Most egg layer farmers are now aware of the need to provide chicks with good housing and brooding conditions in the first three weeks of their lives. Juvenile birds are incapable of regulating their body temperatures and therefore the need to provide enough warmth, adequate ventilation, feed, and water always. What many farmers do not realise is that these pullets need to attain a particular weight at five weeks of age to prepare them well in advance as an egg producing machine. To achieve that, you need feed with high dietary energy levels (2,700-3,100 kilocalories) and protein levels of 20 per cent. Weigh a sample of your birds everyday and compare with the expected growth chart for the breed you are keeping. Most manuals states that any delay in growth during the first weeks will be reflected in a reduced bodyweight at 17 weeks and in later performance. It is therefore extremely important to use a starter diet for the first four or five weeks, which has an amino acid/protein ratio like that of a broiler. Any amino acid deficiency will result in a reduction in growth and an increase in the FCR.
Birds grow well if their digestive system is well developed, especially the gizzard. To achieve that, provide feed of good particle size, especially during rearing period. Giving grits or limestone granules after 10 weeks will give good gizzard development and hence rapid increase in feed consumption at start of lay. Giving 3-5g of grits (2-4mm particle size) per pullet per week is a good way to prepare for better egg production during laying period.
Birds are very sensitive to feed presentation. I have seen farmers keep changing from one feed supplier to another and in some instances mixing two feeds from different suppliers. Any introduction of new raw materials in feed during production period can automatically result into drop in production. For this reason, we recommend a limited number of feed changes.

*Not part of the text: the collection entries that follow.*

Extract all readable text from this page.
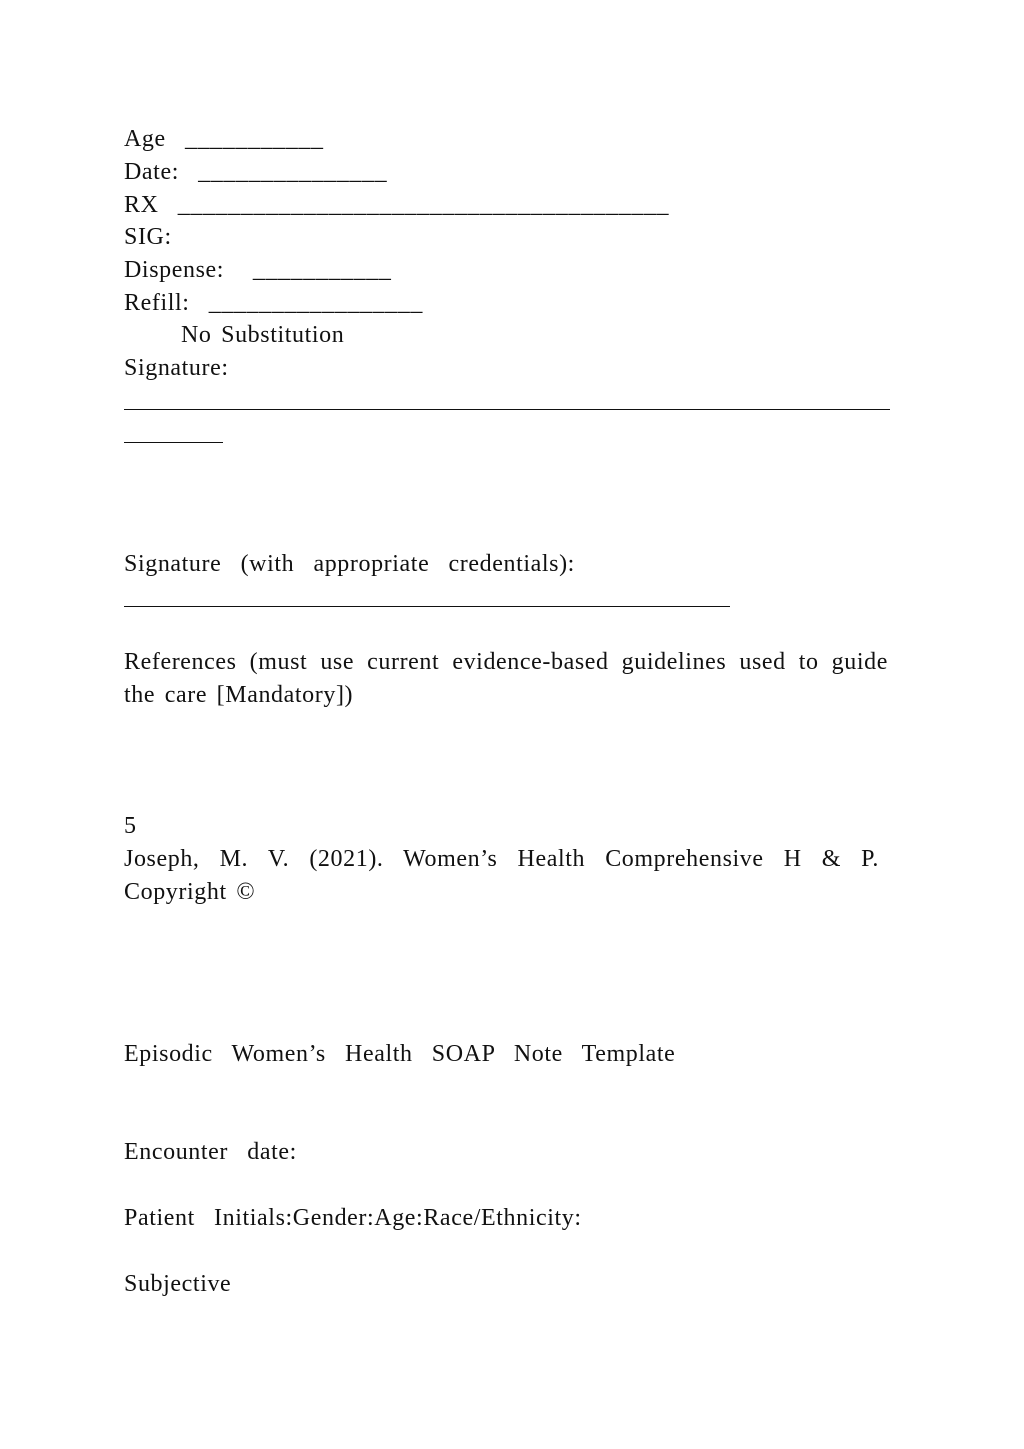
Age  ___________
Date:  _______________
RX  _______________________________________
SIG:
Dispense:   ___________
Refill:  _________________
No Substitution
Signature:
Signature  (with  appropriate  credentials):
References (must use current evidence-based guidelines used to guide the care [Mandatory])
5
Joseph, M. V. (2021). Women’s Health Comprehensive H & P. Copyright ©
Episodic  Women’s  Health  SOAP  Note  Template
Encounter  date:
Patient  Initials:Gender:Age:Race/Ethnicity:
Subjective
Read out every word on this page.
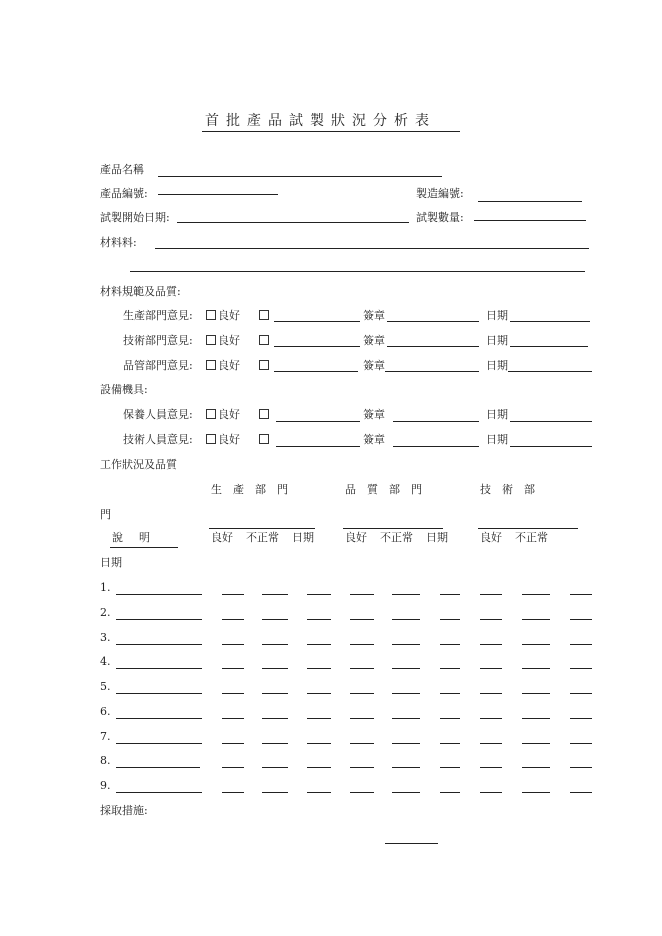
首批產品試製狀況分析表
產品名稱
產品編號:	製造編號:
試製開始日期:	試製數量:
材料料:
材料規範及品質:
生產部門意見:	良好	簽章	日期
技術部門意見:	良好	簽章	日期
品管部門意見:	良好	簽章	日期
設備機具:
保養人員意見:	良好	簽章	日期
技術人員意見:	良好	簽章	日期
工作狀況及品質
生　產　部　門	品　質　部　門	技　術　部
門
說明	良好 不正常 日期	良好 不正常 日期	良好 不正常
日期
1.
2.
3.
4.
5.
6.
7.
8.
9.
採取措施:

There are many disease-causing germs that affect the immune system and reproductive organs of chickens. Most of these diseases are preventable by good vaccination programme. It is therefore important that a sound and well-designed immunization programme is established and reviewed from time to time depending on the disease map of the region. Diseases such as Marek’s, Infectious bronchitis, Mycoplasmas, Egg drop syndrome, salmonellosis all of which are linked to production drops should be managed by a good vaccination plan.
Are your flocks obese or extremely under weight? Birds weighing less than 1,300g will struggle to commence egg production, while fat and overweight birds with excess adipose fat will stop egg production.
Water is the single most critical nutrient in poultry production and any limitation on intake or quality has a negative impact on egg production. Birds take twice as much of the water as feed. During hot period, cool water will improve productivity. Protect the water tanks from direct sunlight by painting them white.